Hangup-inducing adolescence aside, Morimoto’s story really begins when he met the Little Boss. He was the man that could get you whatever you needed. Absolutely everyone was welcome in his establishment, so long as they could afford the merchandise. James learned everything he knows about the business from the Little Boss, and quite a bit about magic from the books and items that found their way through the shop. The only thing he wasn’t privy to was what went on in the small circular back room with the orange door. Customers would follow the Little Boss into the room, the orange door would lock, and after precisely eleven minutes of dead silence the customer would come back out, calmly heading straight for the door without ever saying a word. The Little Boss would exit a few moments later, wearing the same unreadable expression of stern serenity he always wore. No one’s exactly sure what happened between James and the Little Boss, but whatever went down was definitely not on the up-and-up. Those in the know are sure of three things: Morimoto now owns the Falling Sun Curio Shop with the Little Boss’s blessing, the Little Boss is known to have returned to Japan, and there is no longer any such bright orange door or corresponding circular room at the back of the shop. James went in the morning after the transfer of power, and the room had simply vanished. But, that’s not the strangest thing, at least not to outsiders. The weird part is the fact that absolutely no one asked any questions. Not the customers, not the White Council, not the authorities, no one who knew the Little Boss had any concerns whatsoever. They all just started treating Morimoto like he was the new boss, business as usual. James himself is silent on the issue, much to the chagrin of his curious new roommate…

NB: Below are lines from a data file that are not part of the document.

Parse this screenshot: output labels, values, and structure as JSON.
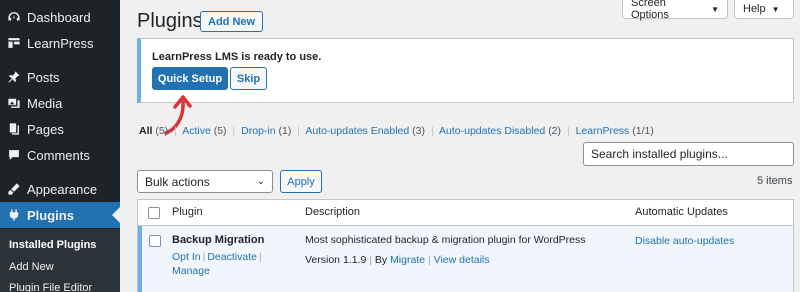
{
  "sidebar": {
    "items": [
      {
        "label": "Dashboard",
        "icon": "dashboard-icon"
      },
      {
        "label": "LearnPress",
        "icon": "learnpress-icon"
      },
      {
        "label": "Posts",
        "icon": "pin-icon"
      },
      {
        "label": "Media",
        "icon": "media-icon"
      },
      {
        "label": "Pages",
        "icon": "pages-icon"
      },
      {
        "label": "Comments",
        "icon": "comments-icon"
      },
      {
        "label": "Appearance",
        "icon": "appearance-icon"
      },
      {
        "label": "Plugins",
        "icon": "plugins-icon"
      }
    ],
    "submenu": [
      "Installed Plugins",
      "Add New",
      "Plugin File Editor"
    ]
  },
  "header": {
    "title": "Plugins",
    "add_new": "Add New",
    "screen_options": "Screen Options",
    "help": "Help"
  },
  "notice": {
    "text": "LearnPress LMS is ready to use.",
    "quick_setup": "Quick Setup",
    "skip": "Skip"
  },
  "filters": {
    "all": "All",
    "all_count": "(5)",
    "active": "Active",
    "active_count": "(5)",
    "dropin": "Drop-in",
    "dropin_count": "(1)",
    "auto_enabled": "Auto-updates Enabled",
    "auto_enabled_count": "(3)",
    "auto_disabled": "Auto-updates Disabled",
    "auto_disabled_count": "(2)",
    "learnpress": "LearnPress",
    "learnpress_count": "(1/1)"
  },
  "search": {
    "placeholder": "Search installed plugins..."
  },
  "bulk": {
    "selected": "Bulk actions",
    "apply": "Apply",
    "items_count": "5 items"
  },
  "table": {
    "headers": {
      "plugin": "Plugin",
      "description": "Description",
      "auto_updates": "Automatic Updates"
    },
    "rows": [
      {
        "name": "Backup Migration",
        "actions": {
          "opt_in": "Opt In",
          "deactivate": "Deactivate",
          "manage": "Manage"
        },
        "description": "Most sophisticated backup & migration plugin for WordPress",
        "version": "Version 1.1.9",
        "by": "By",
        "author": "Migrate",
        "view_details": "View details",
        "auto_update": "Disable auto-updates"
      }
    ]
  },
  "colors": {
    "accent": "#2271b1",
    "sidebar": "#1d2327",
    "arrow": "#d63638"
  }
}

Which brings us to the roommate, as James refers to it. Not much to tell, really. Ritual gone wrong, powerful demon summoned by unknown means, said demon is bound to the building itself through a little bit of patchwork magic and a metric fuck-ton of divine intervention. Now James, the demon, and the curio shop are intrinsically linked. To call the relationship unhealthy is like referring to the ocean as damp. But, like it or not, and they most assuredly do not, they’re stuck together. Those that know of the roommate never refer to James as tired-looking or worn out. To them, he looks miraculously well.